It's all about what it's all about...wait; what's it all about?

Another week; one without much writing in it, I am afraid. This, owing to the fact that my husband has been working from home and we share an office at the moment, so my days have been interspersed with conference calls, pipeline reviews, sales cadence and so on. All a lot of corporate jargon; he spends his days sharing information, measuring and being measured. Hey, it pays the bills. But it's distracting when you are a bystander.


Meanwhile, I got a couple of days of contentedness. I get this. Days where I look back on recent months and think: what was that all about?! I've written before about the funk I have been in, that hinted at itself in March, took up full residence in June and here we are in November, still niggling away. Turning 40 turned out to be rather more challenging mentally than I had expected. But then what did I expect? I Googled turning 40 and found articles about well-preserved celebrities who felt that life was 'better than ever; I am so sure of myself compared to my insecure 20's'.

Well yes, there is that. You learn and you learn and become sure. What I can liken it to, for me at least, is that my life is like a box of stuff that I keep filling up. Friends and family and children and items and memories and experiences and films and songs and places, you get the picture. Although with me, I never forget anything. I have an elephantine memory of things that have happened, been said, been observed. I develop theories constantly in my head.


The conclusion; the box of stuff is already feeling full! Lid is coming off. Sides bulging. I find this somewhat alarming as isn't the mid-life crisis meant to denote exactly that: the MIDDLE of life?!! If the box is full where am I going to put the next 40 (God willing) or more years?!

This leads me to the need to jettison many of our belongings in an attempt to empty the box. The box is a metaphor - does that make sense?! Probably not; I expounded this theory to my friend Dawn last weekend, walking the streets of Amsterdam and sensed, looking sideways, her wry smile recognising that this is vintage Lou. Or some such nonsense.


If I were to characterise this year so far, it would be one of realisation. So many things have come clear and many of them have been thought-provoking. The reality of living with a teenager daughter and all the challenge and joy that it entails. At the moment it's calm, but there is a spectre of something, somewhere on the horizon, where it will undoubtedly get tricky again! And then raising a son, who is growing up rather fast (a modern phenomenon? nine is the new twelve; thirteen the new sixteen?). A marriage that is nearing fifteen years old (not to mention the 7 years that predated the wedding). That's over twenty years!! Whaaaaat. It's all good and I am blessed for sure, but seriously, where did the time go?!
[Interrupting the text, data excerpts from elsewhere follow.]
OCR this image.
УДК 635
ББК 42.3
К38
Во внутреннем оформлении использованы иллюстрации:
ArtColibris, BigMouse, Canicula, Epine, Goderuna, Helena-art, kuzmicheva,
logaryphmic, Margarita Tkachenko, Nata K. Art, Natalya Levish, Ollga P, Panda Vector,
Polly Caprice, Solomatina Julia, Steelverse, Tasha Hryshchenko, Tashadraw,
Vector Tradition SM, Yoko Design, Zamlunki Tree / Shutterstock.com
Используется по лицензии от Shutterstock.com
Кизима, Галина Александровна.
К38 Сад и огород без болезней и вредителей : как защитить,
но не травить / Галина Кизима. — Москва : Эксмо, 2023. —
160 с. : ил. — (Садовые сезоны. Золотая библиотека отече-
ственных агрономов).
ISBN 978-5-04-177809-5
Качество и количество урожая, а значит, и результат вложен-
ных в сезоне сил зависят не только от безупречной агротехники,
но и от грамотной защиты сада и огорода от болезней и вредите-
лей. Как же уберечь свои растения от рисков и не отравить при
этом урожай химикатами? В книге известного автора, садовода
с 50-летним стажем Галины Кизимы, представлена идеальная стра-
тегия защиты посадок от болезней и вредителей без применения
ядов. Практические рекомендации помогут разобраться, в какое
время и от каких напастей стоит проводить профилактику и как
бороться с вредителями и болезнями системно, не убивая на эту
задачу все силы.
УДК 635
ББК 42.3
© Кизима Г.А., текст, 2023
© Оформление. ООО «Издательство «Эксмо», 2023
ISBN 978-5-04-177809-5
And if it feels like this now, what on earth is it going to feel like at 80? That's one to ponder....


I assuage my thoughts with the following:

A commitment to myself to wear only clothes that please me. Like I am crafting an outer version of myself. I am embracing the different.
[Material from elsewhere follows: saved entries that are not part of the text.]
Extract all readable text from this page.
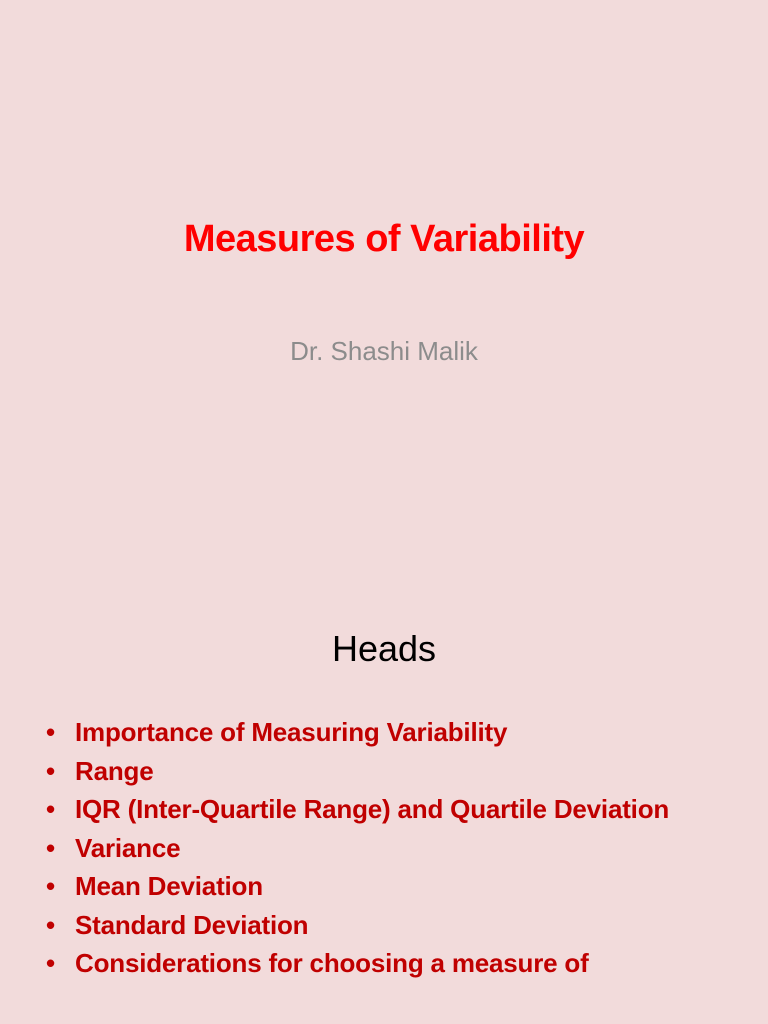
Measures of Variability
Dr. Shashi Malik
Heads
• Importance of Measuring Variability
• Range
• IQR (Inter-Quartile Range) and Quartile Deviation
• Variance
• Mean Deviation
• Standard Deviation
• Considerations for choosing a measure of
I cook and I cook and I cook. And then I clean it all up. There is a regularity and dependency to it.

A single, dogged, sometimes hair-brained willingness to cover any topic with my children with truth and honesty.

An acceptance of the fact that even though he still doesn't hang up his towels, nor empty the dishwasher, nor has any inclination to do the laundry, my husband is the one. Still. As Dawn reminded me last week 'Yes yours, my love, is the right human face...'* which is from the reading she gave at our wedding.

The knowledge that this is the deal right now. I know it is. I am a cliche.

A daily walk with the pup where I put the world to right in my head and come home afresh. Walking rocks.

Trying hard to make it all fit in the box!

* From 'The Confirmation' by Edwin Muir.